Quando – lo ha fatto di recente il presidente del Senato Marcello Pera (8)- si parla di unità della comunità internazionale, simile a quella che ha riguardato singoli Paesi interessati in passato da altri fenomeni terroristici, come avvenne in Italia all’epoca delle Brigate rosse, si dice qualcosa di profondamente giusto. Unità vuol dire che il singolo Stato si considera direttamente interessato da un attentato, o da un rapimento, che riguardi cittadini di un altro Stato, e presta ogni possibile collaborazione per prevenirlo o, una volta accaduto, per scoprire i responsabili.
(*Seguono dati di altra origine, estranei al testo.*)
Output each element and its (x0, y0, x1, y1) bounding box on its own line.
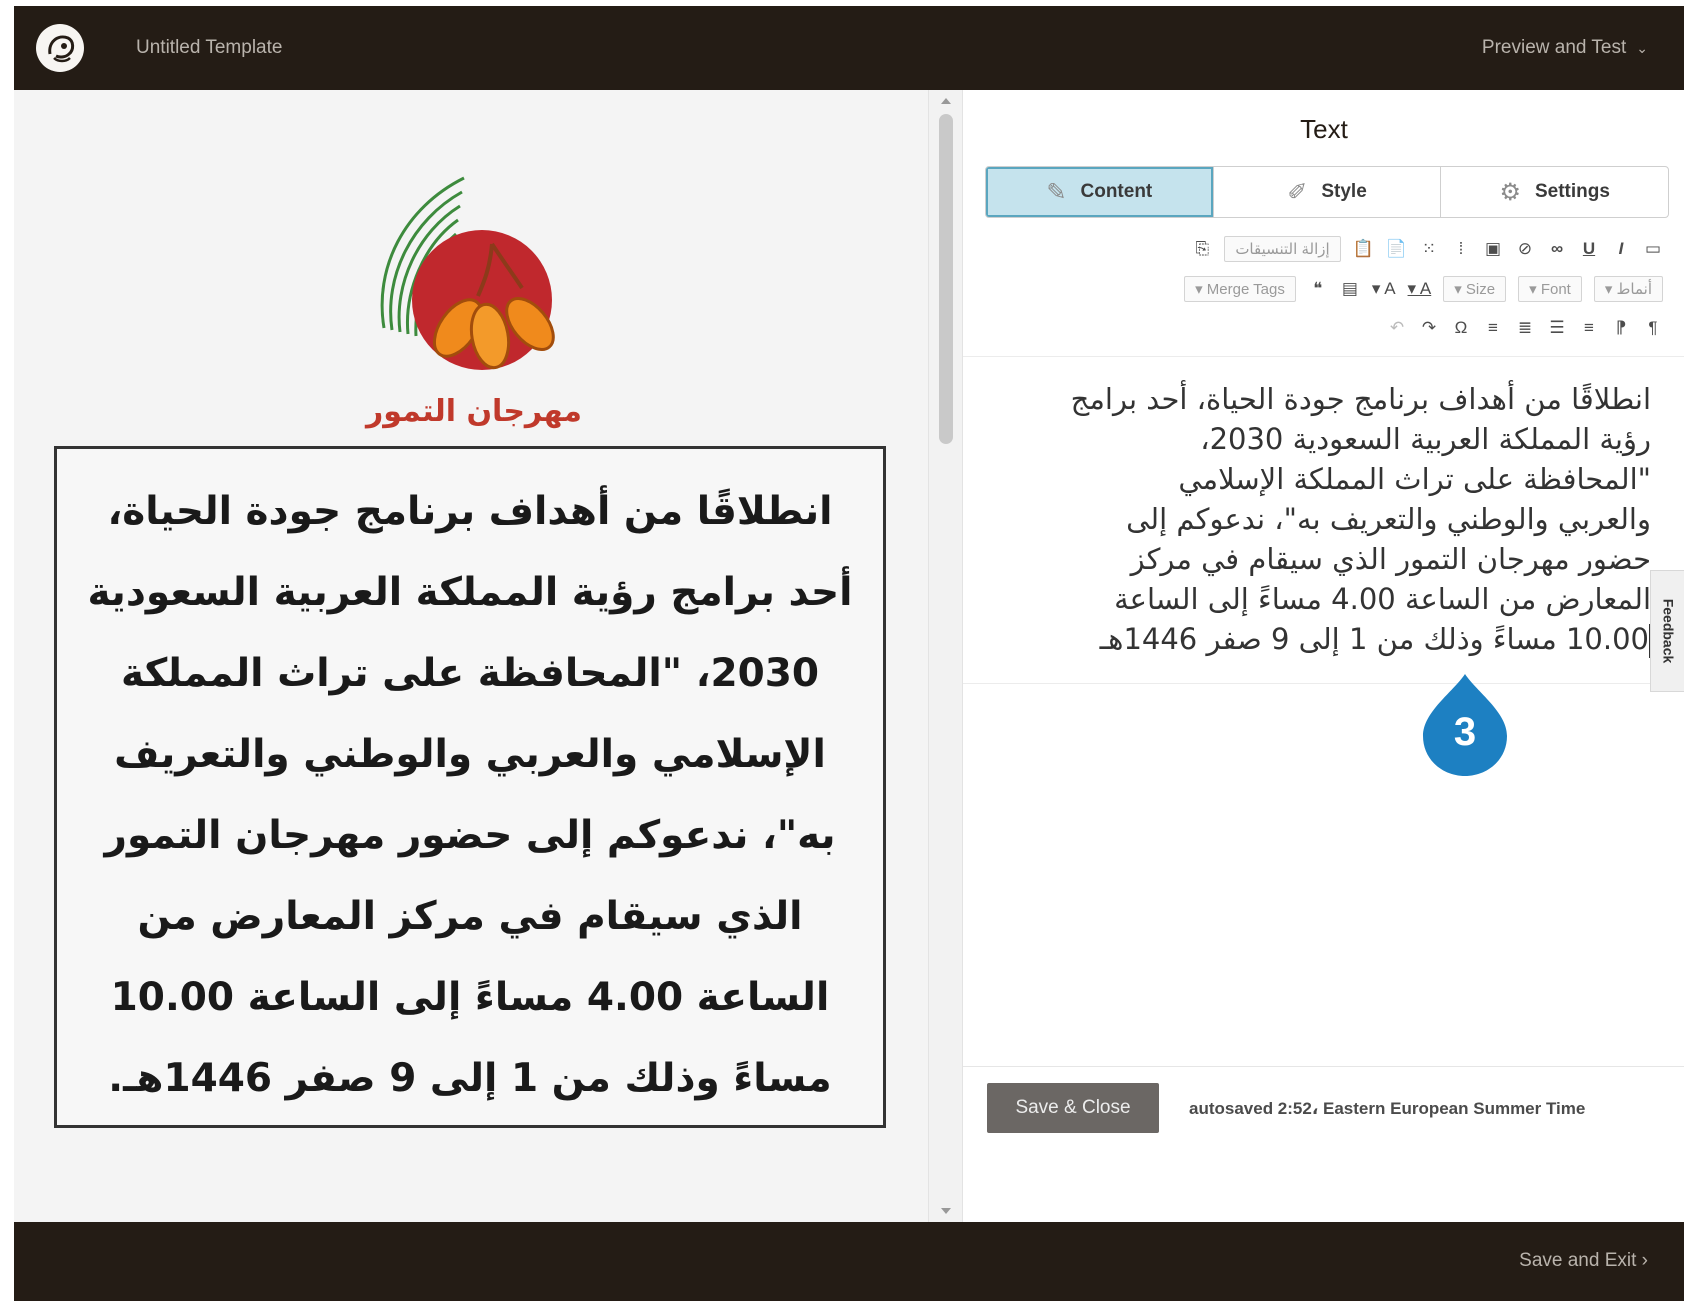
table-icon[interactable]: ▤ (1340, 277, 1360, 301)
image-icon[interactable]: ▣ (1483, 237, 1503, 261)
styles-label: أنماط (1616, 281, 1652, 298)
save-exit-label: Save and Exit (1519, 1250, 1637, 1271)
step-number: 3 (1453, 710, 1477, 754)
panel-tabs: ✎ Content ✐ Style ⚙ Settings (985, 166, 1669, 218)
toolbar-row-2: ▾ Merge Tags ❝ ▤ ▾ A ▾ A ▾ Size ▾ Font ▾… (1184, 276, 1663, 302)
italic-icon[interactable]: I (1611, 237, 1631, 261)
align-left-icon[interactable]: ≡ (1579, 316, 1599, 340)
editor-line: والعربي والوطني والتعريف به"، ندعوكم إلى (1126, 502, 1651, 536)
save-and-close-button[interactable]: Save & Close (987, 1083, 1159, 1133)
size-label: Size (1465, 280, 1496, 298)
editor-line: رؤية المملكة العربية السعودية 2030، (1200, 422, 1651, 456)
bulleted-list-icon[interactable]: ⁙ (1419, 237, 1439, 261)
text-color-icon[interactable]: ▾ A (1408, 277, 1432, 301)
remove-format-button[interactable]: إزالة التنسيقات (1224, 236, 1341, 262)
font-dropdown[interactable]: ▾ Font (1518, 276, 1582, 302)
align-center-icon[interactable]: ☰ (1547, 316, 1567, 340)
undo-icon[interactable]: ↶ (1387, 316, 1407, 340)
editor-line: 10.00 مساءً وذلك من 1 إلى 9 صفر 1446هـ (1099, 622, 1649, 656)
preview-label: Preview and Test (1481, 37, 1627, 58)
save-and-exit-button[interactable]: Save and Exit › (1519, 1250, 1648, 1272)
tab-content[interactable]: ✎ Content (986, 167, 1214, 217)
redo-icon[interactable]: ↷ (1419, 316, 1439, 340)
merge-tags-label: Merge Tags (1206, 280, 1285, 298)
ltr-icon[interactable]: ¶ (1643, 316, 1663, 340)
gear-icon: ⚙ (1499, 178, 1521, 206)
justify-icon[interactable]: ≡ (1483, 316, 1503, 340)
panel-footer: Save & Close autosaved 2:52، Eastern Eur… (963, 1066, 1684, 1223)
paste-text-icon[interactable]: 📄 (1386, 237, 1407, 261)
feedback-label: Feedback (1660, 598, 1676, 664)
tab-content-label: Content (1080, 181, 1153, 202)
unlink-icon[interactable]: ⊘ (1515, 237, 1535, 261)
festival-name: مهرجان التمور (366, 394, 582, 429)
rich-text-editor[interactable]: انطلاقًا من أهداف برنامج جودة الحياة، أح… (963, 356, 1684, 684)
bottom-bar: Save and Exit › (14, 1222, 1684, 1301)
tab-style-label: Style (1321, 181, 1367, 202)
scroll-up-icon[interactable] (941, 98, 951, 104)
font-label: Font (1540, 280, 1571, 298)
merge-tags-dropdown[interactable]: ▾ Merge Tags (1184, 276, 1296, 302)
bold-icon[interactable]: ▭ (1643, 237, 1663, 261)
template-title[interactable]: Untitled Template (136, 37, 282, 59)
brush-icon: ✐ (1287, 178, 1308, 206)
toolbar-row-3: ↶ ↷ Ω ≡ ≣ ☰ ≡ ⁋ ¶ (1387, 316, 1663, 340)
block-quote-icon[interactable]: ❝ (1308, 277, 1328, 301)
festival-logo-image[interactable] (354, 158, 594, 428)
align-right-icon[interactable]: ≣ (1515, 316, 1535, 340)
panel-title: Text (1300, 114, 1348, 144)
top-bar: Untitled Template Preview and Test ⌄ (14, 6, 1684, 90)
canvas-scrollbar[interactable] (928, 90, 963, 1222)
editor-line: "المحافظة على تراث المملكة الإسلامي (1178, 462, 1651, 496)
feedback-tab[interactable]: Feedback (1650, 570, 1684, 692)
text-block-content: انطلاقًا من أهداف برنامج جودة الحياة، أح… (87, 489, 853, 1101)
scroll-down-icon[interactable] (941, 1208, 951, 1214)
editor-panel: Text ✎ Content ✐ Style ⚙ Settings ⎘ إزال… (962, 90, 1684, 1222)
autosave-status: autosaved 2:52، Eastern European Summer … (1189, 1099, 1586, 1118)
app-window: Untitled Template Preview and Test ⌄ مهر… (14, 6, 1684, 1301)
numbered-list-icon[interactable]: ⁞ (1451, 237, 1471, 261)
paste-icon[interactable]: 📋 (1353, 237, 1374, 261)
editor-line: انطلاقًا من أهداف برنامج جودة الحياة، أح… (1070, 382, 1651, 416)
editor-last-line: 10.00 مساءً وذلك من 1 إلى 9 صفر 1446هـ (991, 619, 1651, 659)
chevron-right-icon: › (1641, 1250, 1648, 1271)
source-icon[interactable]: ⎘ (1192, 237, 1212, 261)
step-callout-marker: 3 (1415, 670, 1515, 780)
pencil-icon: ✎ (1046, 178, 1067, 206)
tab-style[interactable]: ✐ Style (1214, 167, 1442, 217)
styles-dropdown[interactable]: ▾ أنماط (1593, 276, 1663, 302)
email-canvas: مهرجان التمور انطلاقًا من أهداف برنامج ج… (14, 90, 928, 1222)
preview-and-test-button[interactable]: Preview and Test ⌄ (1482, 37, 1648, 59)
special-char-icon[interactable]: Ω (1451, 316, 1471, 340)
editor-line: المعارض من الساعة 4.00 مساءً إلى الساعة (1114, 582, 1651, 616)
underline-icon[interactable]: U (1579, 237, 1599, 261)
toolbar-row-1: ⎘ إزالة التنسيقات 📋 📄 ⁙ ⁞ ▣ ⊘ ∞ U I ▭ (1192, 236, 1663, 262)
tab-settings-label: Settings (1534, 181, 1610, 202)
background-color-icon[interactable]: ▾ A (1372, 277, 1396, 301)
editor-line: حضور مهرجان التمور الذي سيقام في مركز (1130, 542, 1651, 576)
scrollbar-thumb[interactable] (939, 114, 953, 444)
tab-settings[interactable]: ⚙ Settings (1441, 167, 1668, 217)
freddie-logo-icon[interactable] (36, 24, 84, 72)
rtl-icon[interactable]: ⁋ (1611, 316, 1631, 340)
chevron-down-icon: ⌄ (1636, 40, 1648, 56)
text-block[interactable]: انطلاقًا من أهداف برنامج جودة الحياة، أح… (54, 446, 886, 1128)
link-icon[interactable]: ∞ (1547, 237, 1567, 261)
editor-content[interactable]: انطلاقًا من أهداف برنامج جودة الحياة، أح… (991, 379, 1651, 659)
size-dropdown[interactable]: ▾ Size (1443, 276, 1507, 302)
Anche perché i terroristi, pur adoperando mezzi con ragione ritenuti folli dalla gente comune, non sono dei pazzi. Adeguano la loro azione, secondo il consueto confronto fra costi e benefici, al tipo di reazione che incontrano: se il rapimento di cittadini filippini fa decidere il rientro dall’Iraq del contingente militare di Manila, il risultato politico è ottenuto, e spinge a provare iniziative analoghe nei confronti di cittadini di altri Paesi.
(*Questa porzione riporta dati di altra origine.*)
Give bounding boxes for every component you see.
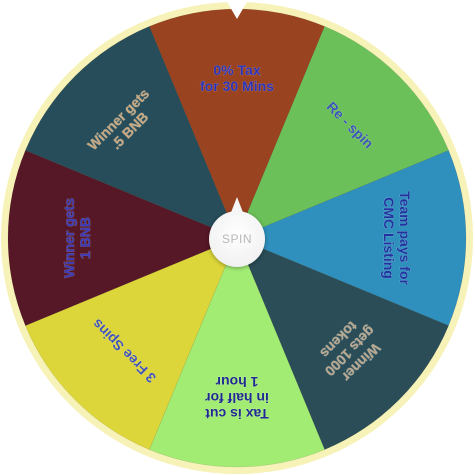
spin-button-label: SPIN xyxy=(221,232,252,246)
wheel-slice-label: Team pays forCMC Listing xyxy=(381,191,413,285)
wheel-slice-label-line: in half for xyxy=(205,390,269,406)
wheel-slice-label-line: Winner gets xyxy=(61,198,77,278)
spin-button[interactable]: SPIN xyxy=(209,197,265,267)
wheel-slice-label-line: 0% Tax xyxy=(213,62,260,78)
wheel-slice-label-line: Team pays for xyxy=(397,191,413,285)
wheel-slice-label-line: 1 BNB xyxy=(77,217,93,259)
wheel-slice-label-line: 1 hour xyxy=(215,374,258,390)
wheel-slice-label-line: CMC Listing xyxy=(381,197,397,279)
wheel-slice-label-line: for 30 Mins xyxy=(200,78,274,94)
wheel-slice-label-line: Tax is cut xyxy=(205,406,269,422)
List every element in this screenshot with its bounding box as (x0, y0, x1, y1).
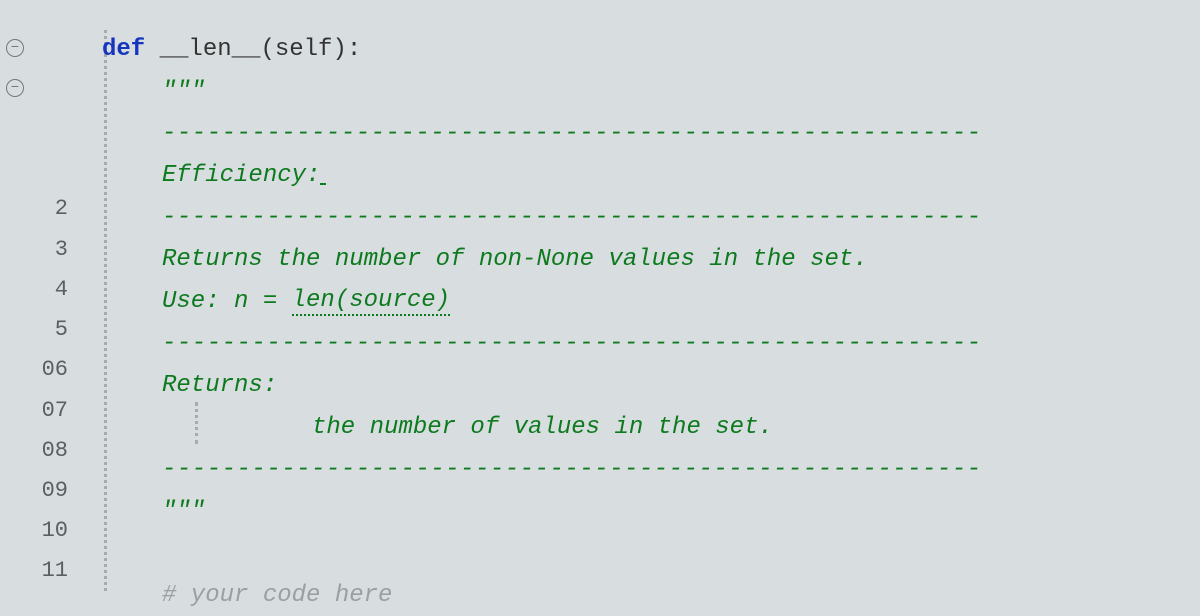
fold-icon[interactable]: − (0, 28, 30, 68)
line-number: 11 (30, 551, 72, 591)
line-number-gutter: 2 3 4 5 06 07 08 09 10 11 (30, 0, 72, 591)
code-line[interactable]: """ (102, 490, 1200, 532)
comment-text: # your code here (162, 582, 392, 609)
code-line[interactable]: Returns: (102, 364, 1200, 406)
cursor-icon (320, 165, 326, 185)
code-line[interactable]: ----------------------------------------… (102, 322, 1200, 364)
keyword-def: def (102, 36, 160, 63)
line-number (30, 68, 72, 108)
code-line[interactable]: Efficiency: (102, 154, 1200, 196)
line-number: 3 (30, 229, 72, 269)
line-number: 06 (30, 350, 72, 390)
code-line[interactable]: the number of values in the set. (102, 406, 1200, 448)
indent-guide (195, 402, 198, 444)
line-number (30, 108, 72, 148)
code-line[interactable] (102, 532, 1200, 574)
function-params: (self): (260, 36, 361, 63)
line-number: 09 (30, 470, 72, 510)
docstring-link: len(source) (292, 287, 450, 316)
line-number: 08 (30, 430, 72, 470)
docstring-separator: ----------------------------------------… (162, 330, 982, 357)
line-number: 07 (30, 390, 72, 430)
line-number: 10 (30, 511, 72, 551)
code-editor[interactable]: − − 2 3 4 5 06 07 08 09 10 11 def __len_… (0, 0, 1200, 591)
fold-icon[interactable]: − (0, 68, 30, 108)
fold-gutter: − − (0, 0, 30, 591)
function-name: __len__ (160, 36, 261, 63)
docstring-separator: ----------------------------------------… (162, 120, 982, 147)
docstring-open: """ (162, 78, 205, 105)
code-line[interactable]: ----------------------------------------… (102, 112, 1200, 154)
line-number (30, 149, 72, 189)
code-line[interactable]: Returns the number of non-None values in… (102, 238, 1200, 280)
line-number: 5 (30, 310, 72, 350)
docstring-text: Efficiency: (162, 162, 320, 189)
docstring-close: """ (162, 498, 205, 525)
code-line[interactable]: """ (102, 70, 1200, 112)
docstring-separator: ----------------------------------------… (162, 456, 982, 483)
code-line[interactable]: ----------------------------------------… (102, 448, 1200, 490)
code-line[interactable]: def __len__(self): (102, 28, 1200, 70)
code-line[interactable]: Use: n = len(source) (102, 280, 1200, 322)
code-line[interactable]: ----------------------------------------… (102, 196, 1200, 238)
line-number: 4 (30, 269, 72, 309)
docstring-text: Use: n = (162, 288, 292, 315)
line-number: 2 (30, 189, 72, 229)
docstring-text: the number of values in the set. (312, 414, 773, 441)
docstring-separator: ----------------------------------------… (162, 204, 982, 231)
docstring-text: Returns: (162, 372, 277, 399)
docstring-text: Returns the number of non-None values in… (162, 246, 868, 273)
code-line[interactable]: # your code here (102, 574, 1200, 616)
code-content[interactable]: def __len__(self): """ -----------------… (72, 0, 1200, 591)
line-number (30, 28, 72, 68)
Se un attentato devastante come quello della stazione Atocha di Madrid è in grado di condizionare l’esito del voto per il rinnovo del Parlamento spagnolo e di far vincere chi aveva assicurato il ritiro delle truppe da Bagdad, ciò costituisce, al di là delle intenzioni di Zapatero, un incentivo a riprovarci in altri scenari: e in Spagna il salto di qualità è stato considerevole, perché per la prima volta in una nazione europea il terrorismo ha preso parte, a suo modo, alla campagna elettorale, sostituendo la scheda con l’esplosivo, e ha conseguito l’obiettivo.
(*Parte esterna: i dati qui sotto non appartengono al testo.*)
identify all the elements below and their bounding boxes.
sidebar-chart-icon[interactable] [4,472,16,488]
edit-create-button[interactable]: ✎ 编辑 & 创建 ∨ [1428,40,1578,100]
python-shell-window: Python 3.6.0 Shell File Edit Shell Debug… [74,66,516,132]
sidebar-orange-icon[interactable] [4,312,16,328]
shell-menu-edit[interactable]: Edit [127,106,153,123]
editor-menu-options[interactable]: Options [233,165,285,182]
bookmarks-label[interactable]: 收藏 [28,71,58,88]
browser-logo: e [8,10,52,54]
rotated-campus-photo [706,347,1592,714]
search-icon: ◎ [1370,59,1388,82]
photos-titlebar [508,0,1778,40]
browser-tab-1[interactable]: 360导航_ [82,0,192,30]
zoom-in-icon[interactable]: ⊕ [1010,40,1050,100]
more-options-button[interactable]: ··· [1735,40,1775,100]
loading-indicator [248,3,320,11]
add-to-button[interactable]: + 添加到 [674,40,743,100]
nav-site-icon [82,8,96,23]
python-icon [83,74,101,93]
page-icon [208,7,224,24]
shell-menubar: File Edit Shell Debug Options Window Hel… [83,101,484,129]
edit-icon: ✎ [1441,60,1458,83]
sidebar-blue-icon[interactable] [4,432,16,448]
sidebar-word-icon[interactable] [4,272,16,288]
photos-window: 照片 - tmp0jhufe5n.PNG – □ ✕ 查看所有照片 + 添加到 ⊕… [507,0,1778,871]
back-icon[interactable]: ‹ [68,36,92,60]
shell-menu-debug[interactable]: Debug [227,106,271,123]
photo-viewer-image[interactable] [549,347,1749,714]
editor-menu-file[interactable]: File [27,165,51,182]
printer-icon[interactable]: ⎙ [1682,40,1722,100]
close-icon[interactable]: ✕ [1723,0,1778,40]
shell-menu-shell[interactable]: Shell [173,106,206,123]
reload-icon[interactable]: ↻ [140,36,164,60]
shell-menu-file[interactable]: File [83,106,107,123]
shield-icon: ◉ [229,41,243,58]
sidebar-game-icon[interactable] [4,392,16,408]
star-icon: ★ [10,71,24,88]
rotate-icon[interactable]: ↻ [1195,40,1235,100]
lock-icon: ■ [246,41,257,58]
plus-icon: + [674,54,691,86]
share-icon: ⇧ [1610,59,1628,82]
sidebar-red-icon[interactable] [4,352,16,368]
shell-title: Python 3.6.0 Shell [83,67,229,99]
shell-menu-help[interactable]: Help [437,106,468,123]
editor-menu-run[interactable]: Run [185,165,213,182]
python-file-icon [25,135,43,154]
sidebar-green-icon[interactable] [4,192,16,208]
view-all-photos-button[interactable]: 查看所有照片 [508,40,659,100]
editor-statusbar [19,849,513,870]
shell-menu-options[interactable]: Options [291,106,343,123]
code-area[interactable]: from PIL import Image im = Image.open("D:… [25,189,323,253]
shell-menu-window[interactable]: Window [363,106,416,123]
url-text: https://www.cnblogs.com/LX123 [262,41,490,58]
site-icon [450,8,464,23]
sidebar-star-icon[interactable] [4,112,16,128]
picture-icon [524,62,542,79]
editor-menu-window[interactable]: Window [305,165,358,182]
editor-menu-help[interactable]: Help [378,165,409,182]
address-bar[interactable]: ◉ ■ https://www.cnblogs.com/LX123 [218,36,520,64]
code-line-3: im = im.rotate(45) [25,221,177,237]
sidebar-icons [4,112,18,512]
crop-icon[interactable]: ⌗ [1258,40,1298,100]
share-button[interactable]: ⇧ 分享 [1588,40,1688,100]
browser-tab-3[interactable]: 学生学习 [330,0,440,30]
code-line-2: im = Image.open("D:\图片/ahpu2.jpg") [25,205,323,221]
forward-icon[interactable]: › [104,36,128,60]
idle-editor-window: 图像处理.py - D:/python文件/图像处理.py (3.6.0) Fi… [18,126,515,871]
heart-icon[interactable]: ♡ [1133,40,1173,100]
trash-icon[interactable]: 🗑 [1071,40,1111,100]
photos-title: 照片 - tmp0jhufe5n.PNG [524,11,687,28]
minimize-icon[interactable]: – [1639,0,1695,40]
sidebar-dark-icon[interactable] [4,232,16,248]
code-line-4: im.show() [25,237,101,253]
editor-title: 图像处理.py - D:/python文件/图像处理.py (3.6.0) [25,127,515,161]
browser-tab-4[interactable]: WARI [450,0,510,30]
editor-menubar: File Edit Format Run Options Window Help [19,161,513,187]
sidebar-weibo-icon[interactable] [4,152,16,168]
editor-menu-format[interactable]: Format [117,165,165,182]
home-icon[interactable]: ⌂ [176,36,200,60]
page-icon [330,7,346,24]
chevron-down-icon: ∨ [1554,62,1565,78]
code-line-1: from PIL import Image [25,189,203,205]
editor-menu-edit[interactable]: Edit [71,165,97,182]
Ricordo in proposito lo studio pubblicato nel numero di settembre 2004 della rivista americana Commentary – tradotto in italiano e comparso a puntate su il Foglio (9) – Norman Podhoretz, esponente di punta dei neocon, dopo esserlo stato della sinistra newyorkese (10), nel quale si dimostra come , dalla fine degli anni 1970, in Iran, in Libano, in Somalia, il terrorismo islamico aveva saggiato il “nemico”; l’11 settembre 2001 lo ha colpito, convinto di poterlo fare, a coronamento di una strategia che ha una sua logica, pur se criminale.
Ritenere che la fuga o il disinteresse rispetto a un contesto geografico, sia esso distante o vicino, sia utile a predisporre un salvacondotto o a garantire l’immunità dagli attentati è stato ed è costantemente smentito dai fatti. Fermo qui la presentazione, ringraziandovi per l’attenzione, essendo pronto a riprendere e ad approfondire singoli spunti nel seguito.